Page 133 - kayseride_ticaret_ve_sanayi
P. 133
Kayseri’de Ticaret ve Sanayi
“Naylon Aşçı”
Bizim kuşak ve öncekiler, “Naylon Aşçı”, dediğinde hemen bilirler… Öyle ya; bir
yakınının, bir komşusunun, bir akrabasının, belki de kendisinin düğün yemeğini yapan
kadın… Sordum; ismini de bilen oldu, az çok… Ama soyadını bilene hiç rastlamadım.
Bunu, Kayseri’nin önemli hafızalarından Hilmi Korubaşı’na sordum. O da bilemedi…
Derken, Korubaşı, Kayseri Kültür Müdürlüğünde görevli, arkadaşı Ömer Ozan’a konuyu
açıyor.
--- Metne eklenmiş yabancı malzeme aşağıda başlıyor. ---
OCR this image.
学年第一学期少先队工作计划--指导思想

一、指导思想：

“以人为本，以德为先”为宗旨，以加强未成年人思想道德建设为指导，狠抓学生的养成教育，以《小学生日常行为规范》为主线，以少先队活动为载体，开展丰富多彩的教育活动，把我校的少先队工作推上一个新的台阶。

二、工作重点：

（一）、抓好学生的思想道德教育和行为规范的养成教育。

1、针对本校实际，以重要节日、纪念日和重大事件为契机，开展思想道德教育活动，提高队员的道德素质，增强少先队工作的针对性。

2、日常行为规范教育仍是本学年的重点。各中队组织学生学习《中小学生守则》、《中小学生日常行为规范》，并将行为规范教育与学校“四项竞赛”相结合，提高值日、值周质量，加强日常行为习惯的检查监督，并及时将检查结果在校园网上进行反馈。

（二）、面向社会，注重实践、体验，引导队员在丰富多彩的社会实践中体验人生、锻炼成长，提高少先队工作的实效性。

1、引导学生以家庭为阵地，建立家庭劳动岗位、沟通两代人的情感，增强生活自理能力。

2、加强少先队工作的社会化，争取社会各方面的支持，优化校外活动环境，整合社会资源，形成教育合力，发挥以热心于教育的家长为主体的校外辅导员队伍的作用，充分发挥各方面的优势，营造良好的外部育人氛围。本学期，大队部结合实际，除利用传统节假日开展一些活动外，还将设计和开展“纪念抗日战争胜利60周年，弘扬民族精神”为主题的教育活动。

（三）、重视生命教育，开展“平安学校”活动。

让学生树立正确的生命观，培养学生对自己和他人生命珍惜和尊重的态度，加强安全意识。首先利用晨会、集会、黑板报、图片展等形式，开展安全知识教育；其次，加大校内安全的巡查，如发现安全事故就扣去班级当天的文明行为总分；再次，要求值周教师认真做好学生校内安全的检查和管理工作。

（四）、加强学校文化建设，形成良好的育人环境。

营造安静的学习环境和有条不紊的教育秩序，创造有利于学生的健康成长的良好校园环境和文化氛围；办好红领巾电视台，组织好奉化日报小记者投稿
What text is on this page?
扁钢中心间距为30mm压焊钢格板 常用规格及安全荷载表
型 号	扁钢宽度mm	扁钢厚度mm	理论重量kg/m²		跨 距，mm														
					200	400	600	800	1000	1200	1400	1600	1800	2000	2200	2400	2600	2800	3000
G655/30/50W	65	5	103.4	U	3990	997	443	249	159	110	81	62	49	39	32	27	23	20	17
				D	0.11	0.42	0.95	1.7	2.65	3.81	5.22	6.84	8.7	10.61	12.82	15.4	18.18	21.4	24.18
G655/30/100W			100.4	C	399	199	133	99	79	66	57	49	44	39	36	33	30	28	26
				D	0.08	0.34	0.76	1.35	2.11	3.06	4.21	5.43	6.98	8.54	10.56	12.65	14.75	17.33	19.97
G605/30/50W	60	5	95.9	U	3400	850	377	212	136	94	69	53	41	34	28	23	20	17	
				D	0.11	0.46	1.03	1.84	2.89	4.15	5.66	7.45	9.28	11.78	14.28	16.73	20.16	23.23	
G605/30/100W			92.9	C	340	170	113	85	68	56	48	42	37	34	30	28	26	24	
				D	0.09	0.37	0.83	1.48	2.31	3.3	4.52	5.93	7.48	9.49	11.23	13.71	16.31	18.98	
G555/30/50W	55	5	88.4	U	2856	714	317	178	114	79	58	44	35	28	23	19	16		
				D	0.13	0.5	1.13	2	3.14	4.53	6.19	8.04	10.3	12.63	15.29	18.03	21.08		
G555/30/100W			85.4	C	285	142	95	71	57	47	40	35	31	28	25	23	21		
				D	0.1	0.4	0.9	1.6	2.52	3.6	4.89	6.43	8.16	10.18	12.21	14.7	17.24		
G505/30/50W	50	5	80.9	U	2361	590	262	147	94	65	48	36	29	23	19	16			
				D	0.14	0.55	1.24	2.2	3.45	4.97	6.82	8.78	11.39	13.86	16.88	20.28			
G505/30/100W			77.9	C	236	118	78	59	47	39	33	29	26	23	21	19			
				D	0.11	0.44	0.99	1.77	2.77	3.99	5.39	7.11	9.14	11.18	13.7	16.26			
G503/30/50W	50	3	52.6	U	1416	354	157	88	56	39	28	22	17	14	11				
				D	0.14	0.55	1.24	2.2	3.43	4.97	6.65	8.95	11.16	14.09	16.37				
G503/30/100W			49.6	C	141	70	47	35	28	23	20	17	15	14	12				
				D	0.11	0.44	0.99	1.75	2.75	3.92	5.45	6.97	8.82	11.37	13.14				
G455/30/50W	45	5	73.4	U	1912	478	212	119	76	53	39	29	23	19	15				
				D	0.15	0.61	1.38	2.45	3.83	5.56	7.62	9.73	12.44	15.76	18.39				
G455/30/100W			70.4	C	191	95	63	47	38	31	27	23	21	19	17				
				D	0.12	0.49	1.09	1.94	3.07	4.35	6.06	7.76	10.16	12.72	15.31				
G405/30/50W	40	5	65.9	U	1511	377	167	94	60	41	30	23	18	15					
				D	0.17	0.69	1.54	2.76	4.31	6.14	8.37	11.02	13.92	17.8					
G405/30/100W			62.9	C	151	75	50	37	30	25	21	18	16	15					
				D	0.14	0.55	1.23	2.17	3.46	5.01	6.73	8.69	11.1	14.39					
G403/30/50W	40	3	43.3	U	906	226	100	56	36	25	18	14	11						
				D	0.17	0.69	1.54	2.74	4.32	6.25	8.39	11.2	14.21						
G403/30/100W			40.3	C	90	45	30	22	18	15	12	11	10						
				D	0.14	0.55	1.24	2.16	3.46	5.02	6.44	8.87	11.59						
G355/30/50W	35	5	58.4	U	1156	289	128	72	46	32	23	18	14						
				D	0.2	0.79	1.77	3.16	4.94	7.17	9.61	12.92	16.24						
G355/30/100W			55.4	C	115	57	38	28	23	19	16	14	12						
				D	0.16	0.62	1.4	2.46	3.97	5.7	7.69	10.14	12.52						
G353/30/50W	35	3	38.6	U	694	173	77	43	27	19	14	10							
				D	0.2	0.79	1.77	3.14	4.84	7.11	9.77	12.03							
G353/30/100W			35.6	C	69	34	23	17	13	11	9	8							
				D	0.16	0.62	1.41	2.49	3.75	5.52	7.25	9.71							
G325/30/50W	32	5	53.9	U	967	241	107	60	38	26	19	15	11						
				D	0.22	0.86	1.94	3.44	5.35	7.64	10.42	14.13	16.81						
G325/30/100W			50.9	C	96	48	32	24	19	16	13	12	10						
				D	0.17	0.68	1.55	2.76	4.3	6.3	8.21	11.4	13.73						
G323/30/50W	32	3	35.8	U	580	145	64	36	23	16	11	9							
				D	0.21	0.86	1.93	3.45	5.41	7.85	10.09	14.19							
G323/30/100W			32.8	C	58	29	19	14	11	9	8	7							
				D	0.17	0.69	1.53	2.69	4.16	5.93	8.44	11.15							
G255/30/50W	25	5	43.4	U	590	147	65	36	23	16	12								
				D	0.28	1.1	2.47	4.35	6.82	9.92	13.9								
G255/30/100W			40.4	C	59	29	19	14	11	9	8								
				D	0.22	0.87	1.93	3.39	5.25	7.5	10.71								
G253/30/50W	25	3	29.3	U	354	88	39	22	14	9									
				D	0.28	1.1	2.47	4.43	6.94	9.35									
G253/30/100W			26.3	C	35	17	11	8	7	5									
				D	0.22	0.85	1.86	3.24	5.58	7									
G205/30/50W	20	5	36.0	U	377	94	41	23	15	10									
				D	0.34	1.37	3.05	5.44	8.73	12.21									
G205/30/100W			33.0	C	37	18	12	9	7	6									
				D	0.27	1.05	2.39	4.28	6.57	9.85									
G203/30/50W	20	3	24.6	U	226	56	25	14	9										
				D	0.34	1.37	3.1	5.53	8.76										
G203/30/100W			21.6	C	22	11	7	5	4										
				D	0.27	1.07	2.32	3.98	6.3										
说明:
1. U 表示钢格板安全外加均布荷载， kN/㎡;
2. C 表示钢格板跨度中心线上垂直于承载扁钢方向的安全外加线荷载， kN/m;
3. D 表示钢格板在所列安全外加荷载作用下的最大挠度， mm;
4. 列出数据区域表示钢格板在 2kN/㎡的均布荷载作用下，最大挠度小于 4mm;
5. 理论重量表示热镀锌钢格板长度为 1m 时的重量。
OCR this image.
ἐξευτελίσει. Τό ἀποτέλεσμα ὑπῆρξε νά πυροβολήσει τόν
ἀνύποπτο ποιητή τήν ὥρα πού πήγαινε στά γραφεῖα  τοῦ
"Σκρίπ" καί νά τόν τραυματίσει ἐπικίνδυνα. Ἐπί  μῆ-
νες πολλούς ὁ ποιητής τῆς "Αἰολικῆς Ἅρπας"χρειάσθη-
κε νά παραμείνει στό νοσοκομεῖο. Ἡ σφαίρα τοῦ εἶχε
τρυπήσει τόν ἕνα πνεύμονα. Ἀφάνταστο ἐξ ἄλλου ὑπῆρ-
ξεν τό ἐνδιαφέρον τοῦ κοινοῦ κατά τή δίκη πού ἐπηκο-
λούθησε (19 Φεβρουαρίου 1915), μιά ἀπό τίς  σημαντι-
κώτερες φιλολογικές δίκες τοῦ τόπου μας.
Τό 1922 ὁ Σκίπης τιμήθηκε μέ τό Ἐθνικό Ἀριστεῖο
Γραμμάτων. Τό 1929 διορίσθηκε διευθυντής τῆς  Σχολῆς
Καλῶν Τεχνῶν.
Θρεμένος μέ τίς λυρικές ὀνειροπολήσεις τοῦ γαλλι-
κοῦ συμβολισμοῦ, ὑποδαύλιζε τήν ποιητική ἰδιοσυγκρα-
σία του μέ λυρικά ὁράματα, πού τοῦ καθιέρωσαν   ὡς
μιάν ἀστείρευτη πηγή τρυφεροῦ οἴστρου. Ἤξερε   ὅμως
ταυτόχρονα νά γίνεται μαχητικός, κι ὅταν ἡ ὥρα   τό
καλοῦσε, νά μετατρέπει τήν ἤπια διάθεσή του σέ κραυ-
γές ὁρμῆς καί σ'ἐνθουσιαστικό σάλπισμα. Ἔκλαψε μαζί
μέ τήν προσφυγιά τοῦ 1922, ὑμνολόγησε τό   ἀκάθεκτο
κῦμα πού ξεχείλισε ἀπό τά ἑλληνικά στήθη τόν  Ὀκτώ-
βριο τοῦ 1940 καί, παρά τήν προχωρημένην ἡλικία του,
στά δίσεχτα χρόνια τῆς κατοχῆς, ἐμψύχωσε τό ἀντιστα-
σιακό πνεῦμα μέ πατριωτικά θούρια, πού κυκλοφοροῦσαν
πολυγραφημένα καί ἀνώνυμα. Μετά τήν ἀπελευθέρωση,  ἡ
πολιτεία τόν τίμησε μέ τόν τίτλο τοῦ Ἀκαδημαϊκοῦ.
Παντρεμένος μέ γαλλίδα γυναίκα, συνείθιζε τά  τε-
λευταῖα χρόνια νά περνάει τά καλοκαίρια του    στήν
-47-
O da “akrabası” olduğunu bildiriyor. Bununla kalmıyor; 1999 yılında, Kayseri
Kültür Müdürlüğü Folklor araştırmacısı Türkan Oral’ın “Naylon Aşçı” ile yaptığı söyle-
şinin bir çıktısını veriyor. Söyleşi yapıldığında yaşı, 79.
Çıktıdan anladığımıza göre, 1920 doğumlu... Kayseri’nin yerlisi… Alimoğullarının
kızı; Hızırcıların gelini. İsmi Hayriye, soyadı Baltacı… 15 yaşında “gelin gidiyor!” Sıkıntılı
bir hayat… Ölen çocuklar… Yokluklar, eşinin hastalığı peş peşe geliyor. Asla yılmıyor,
umudunu kesmiyor; düğün yemekleri yaparak hayatını idame ettiriyor. Terziliği de
varmış, güzel de dikiş dikermiş. Şarkı, türkü de söylermiş. Yanında sürekli taşıdığı ve
özel yaptırttığı oklavasını, icabında silah olarak kullanırmış. Onu, Hazreti Ali’nin kılıcına
benzetirmiş. Öyle ya, düğün evlerine, tek başına ve yürüyerek gidecek, gece-gündüz.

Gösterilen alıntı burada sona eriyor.